To call people 'scum' because they are trying to do what they believe is right (even if you think it is misguided) might scratch an itch, but it's really venting anger that anyone might try to tell a woman she is wrong

A decision to abort is not necessarily the right decision, just because a woman has made it. Otherwise that would make abortions on the grounds of gender perfectly acceptable, when every single MP has condemned this and the government has pointed out its illegal.

Choosing to have an abortion means terminating the life inside you, which is never easy, especially when you don't know whether or not you'll be able to have another, or you are already a mother. Perhaps that would be a great point of common consensus and pro-life, pro-choice ought to work together to find ways of making abortion, a far less common occurrence.

lastuseraccount123 · 23/06/2015 18:20

Oh ffs. Like we don't know that already.

sorry fizzy, you say nothing that we haven't heard eleventy-trillion times before.

like I said, I'm glad you got help.

fizzyrubbish · 23/06/2015 18:26

But not all surgeries will allow these groups to advertise, because they don't offer abortion as an option and they don't take an impartial stance. They will tell women that they don't agree with abortion. Which obviously some don't want to hear.

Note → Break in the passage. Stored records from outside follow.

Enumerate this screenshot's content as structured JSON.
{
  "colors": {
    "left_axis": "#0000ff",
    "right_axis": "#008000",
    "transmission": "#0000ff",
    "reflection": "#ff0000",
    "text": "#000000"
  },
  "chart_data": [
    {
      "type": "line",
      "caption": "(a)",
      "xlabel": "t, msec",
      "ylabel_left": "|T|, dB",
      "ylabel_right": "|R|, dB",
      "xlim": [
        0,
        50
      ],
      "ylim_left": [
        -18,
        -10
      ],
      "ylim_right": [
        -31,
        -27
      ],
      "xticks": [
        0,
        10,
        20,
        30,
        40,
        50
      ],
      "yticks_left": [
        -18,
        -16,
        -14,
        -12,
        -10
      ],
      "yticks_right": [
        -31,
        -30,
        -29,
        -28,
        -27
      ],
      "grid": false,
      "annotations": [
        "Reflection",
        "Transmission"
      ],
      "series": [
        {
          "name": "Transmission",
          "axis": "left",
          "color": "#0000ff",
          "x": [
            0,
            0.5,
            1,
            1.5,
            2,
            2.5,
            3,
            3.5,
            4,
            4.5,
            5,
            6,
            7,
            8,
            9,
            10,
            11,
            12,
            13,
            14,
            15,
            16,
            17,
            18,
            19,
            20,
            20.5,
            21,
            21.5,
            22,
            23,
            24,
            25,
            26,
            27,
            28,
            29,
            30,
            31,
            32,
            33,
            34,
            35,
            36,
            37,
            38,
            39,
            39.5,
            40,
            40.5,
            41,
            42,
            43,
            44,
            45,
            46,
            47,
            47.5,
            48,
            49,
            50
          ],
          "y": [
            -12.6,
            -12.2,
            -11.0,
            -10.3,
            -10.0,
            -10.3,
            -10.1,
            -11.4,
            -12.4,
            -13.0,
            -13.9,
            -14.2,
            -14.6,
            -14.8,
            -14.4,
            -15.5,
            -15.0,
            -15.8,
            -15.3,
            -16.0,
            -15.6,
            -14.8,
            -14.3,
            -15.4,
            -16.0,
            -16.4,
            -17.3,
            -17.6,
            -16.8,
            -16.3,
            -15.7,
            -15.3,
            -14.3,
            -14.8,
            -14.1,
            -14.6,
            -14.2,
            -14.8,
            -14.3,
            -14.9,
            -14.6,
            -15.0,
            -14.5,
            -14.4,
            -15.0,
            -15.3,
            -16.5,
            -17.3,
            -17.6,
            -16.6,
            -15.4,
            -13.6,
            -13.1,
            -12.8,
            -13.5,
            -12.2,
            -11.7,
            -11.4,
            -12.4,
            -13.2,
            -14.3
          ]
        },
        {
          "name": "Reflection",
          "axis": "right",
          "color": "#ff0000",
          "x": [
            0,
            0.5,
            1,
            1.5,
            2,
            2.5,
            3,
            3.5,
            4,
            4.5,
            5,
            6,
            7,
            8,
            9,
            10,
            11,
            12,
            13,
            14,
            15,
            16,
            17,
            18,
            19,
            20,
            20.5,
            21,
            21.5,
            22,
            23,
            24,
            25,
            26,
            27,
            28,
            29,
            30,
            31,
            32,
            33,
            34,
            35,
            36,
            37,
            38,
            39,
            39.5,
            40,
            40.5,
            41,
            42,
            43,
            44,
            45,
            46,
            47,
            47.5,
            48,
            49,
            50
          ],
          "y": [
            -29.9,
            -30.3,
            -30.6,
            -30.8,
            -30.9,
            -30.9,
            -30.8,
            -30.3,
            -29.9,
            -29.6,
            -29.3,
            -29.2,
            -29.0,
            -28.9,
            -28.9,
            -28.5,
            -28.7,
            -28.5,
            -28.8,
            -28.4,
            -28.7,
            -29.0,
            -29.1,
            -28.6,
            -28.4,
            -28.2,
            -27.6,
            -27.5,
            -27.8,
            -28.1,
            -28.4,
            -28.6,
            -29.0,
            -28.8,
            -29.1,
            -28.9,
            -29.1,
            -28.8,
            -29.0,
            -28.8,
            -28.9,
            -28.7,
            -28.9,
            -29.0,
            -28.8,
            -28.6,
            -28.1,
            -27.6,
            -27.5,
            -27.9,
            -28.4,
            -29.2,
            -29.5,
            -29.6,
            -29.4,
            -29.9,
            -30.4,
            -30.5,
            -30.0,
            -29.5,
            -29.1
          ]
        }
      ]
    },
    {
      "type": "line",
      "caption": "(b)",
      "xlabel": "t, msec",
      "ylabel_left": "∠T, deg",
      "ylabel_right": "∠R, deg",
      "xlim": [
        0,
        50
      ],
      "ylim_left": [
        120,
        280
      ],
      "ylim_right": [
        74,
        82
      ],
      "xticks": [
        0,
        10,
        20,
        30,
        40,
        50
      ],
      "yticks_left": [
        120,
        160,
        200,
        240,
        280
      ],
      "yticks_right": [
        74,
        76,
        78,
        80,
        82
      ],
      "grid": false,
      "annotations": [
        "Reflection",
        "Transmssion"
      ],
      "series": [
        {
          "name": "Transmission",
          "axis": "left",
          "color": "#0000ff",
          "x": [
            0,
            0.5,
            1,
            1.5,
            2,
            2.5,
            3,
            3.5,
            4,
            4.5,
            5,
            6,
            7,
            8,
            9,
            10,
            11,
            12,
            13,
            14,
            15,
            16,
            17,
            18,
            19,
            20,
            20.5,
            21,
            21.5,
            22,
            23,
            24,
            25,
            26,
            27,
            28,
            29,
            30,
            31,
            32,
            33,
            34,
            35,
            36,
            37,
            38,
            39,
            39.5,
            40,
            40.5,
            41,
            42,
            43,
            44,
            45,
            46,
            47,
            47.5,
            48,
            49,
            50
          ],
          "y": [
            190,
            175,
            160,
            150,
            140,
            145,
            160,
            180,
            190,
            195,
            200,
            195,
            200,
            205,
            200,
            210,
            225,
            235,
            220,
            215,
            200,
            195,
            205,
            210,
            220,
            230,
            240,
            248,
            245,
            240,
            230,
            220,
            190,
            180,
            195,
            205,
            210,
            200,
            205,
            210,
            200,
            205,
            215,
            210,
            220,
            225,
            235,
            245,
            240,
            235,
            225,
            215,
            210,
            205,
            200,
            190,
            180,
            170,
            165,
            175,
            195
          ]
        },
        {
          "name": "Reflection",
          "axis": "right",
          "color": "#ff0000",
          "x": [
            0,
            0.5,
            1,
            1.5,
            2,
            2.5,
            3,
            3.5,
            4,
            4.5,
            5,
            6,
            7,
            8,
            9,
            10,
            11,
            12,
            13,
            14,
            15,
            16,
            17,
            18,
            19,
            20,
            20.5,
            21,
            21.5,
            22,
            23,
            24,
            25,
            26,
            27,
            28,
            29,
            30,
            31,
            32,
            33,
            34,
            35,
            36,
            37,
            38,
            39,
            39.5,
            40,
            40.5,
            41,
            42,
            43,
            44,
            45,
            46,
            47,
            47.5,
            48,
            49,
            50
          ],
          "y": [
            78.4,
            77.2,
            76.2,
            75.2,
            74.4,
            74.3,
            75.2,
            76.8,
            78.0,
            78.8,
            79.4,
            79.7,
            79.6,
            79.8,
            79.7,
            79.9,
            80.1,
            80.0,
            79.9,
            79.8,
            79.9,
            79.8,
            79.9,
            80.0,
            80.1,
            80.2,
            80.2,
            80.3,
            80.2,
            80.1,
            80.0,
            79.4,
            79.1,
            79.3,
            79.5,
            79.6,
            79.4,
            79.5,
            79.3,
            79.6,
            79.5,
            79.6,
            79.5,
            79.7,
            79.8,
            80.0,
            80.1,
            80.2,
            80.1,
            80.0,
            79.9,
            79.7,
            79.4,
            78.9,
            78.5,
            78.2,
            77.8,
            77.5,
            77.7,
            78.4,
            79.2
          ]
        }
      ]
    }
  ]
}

If women are ok about their decision then there should be no beef with a group of people standing outside praying, or whatever.

No idea why there were extreme security measures, I think it suits the abortion clinics to buy into the US idea of the culture wars, but the reality is that there have been no arrests for harassment and no-one harmed by pro-lifers. The clinics don't like the idea that anyone might deter their clients. It suits them to portray the pro-lifers as dangerous fundamentalist nutters.

As for the charity - it's a London-based religious one. Do a google. They don't do the images and a lot of their work is under the radar because they are running on a tight budget/shoestring and can't afford the glossy campaigns. They are out there rolling up their sleeves.

LibrariesGaveUsPower · 23/06/2015 18:28

Why so coy on the name fizzy?

twofingerstoGideon · 23/06/2015 18:32

I also want to know the name of the charity. Why would you want to withhold it if you believe they 'save babies'?

BitOutOfPractice · 23/06/2015 18:33

I don't agree that these are peaceful protests though are they. They are acrive harrassment of women going about their lawful duty

twofingerstoGideon · 23/06/2015 18:37

If women are ok about their decision then there should be no beef with a group of people standing outside praying, or whatever.

Attitudes like this that disgust me. They smacks of misogyny and show no regard for the decision-making process the woman has gone through. I don't these groups need assistance in portraying themselves as dangerous fundamentalist nutters as, by and large, that is precisely what they are.

How dare you shove your prayers in the faces of people whose circumstances you know nothing about? How dare you harass them (because that is exactly what it is)?

twofingerstoGideon · 23/06/2015 18:37

Sorry. So angry my English has gone to shit.

Dawndonnaagain · 23/06/2015 18:39

[[http://www.bbc.co.uk/news/uk-northern-ireland-30116191
Buying into the US culture?]]

twofingerstoGideon · 23/06/2015 18:44

For the record, fizzy, I've supported two friends whose fetuses had anencephaly. One was Irish and forced to carry her baby to term and deliver her son, only to watch him die less than an hour later. The other had a late termination. My Irish friend was severely traumatised by being forced against her will to continue a non-viable pregnancy. The other was, of course, grief-stricken, too, as her baby was very much wanted, but she and her partner were able to make their own decisions about what happened and took a great deal of comfort from that.

So fuck off with the 'it's just praying, so what's the problem...' You know the square root of fuck-all about these women.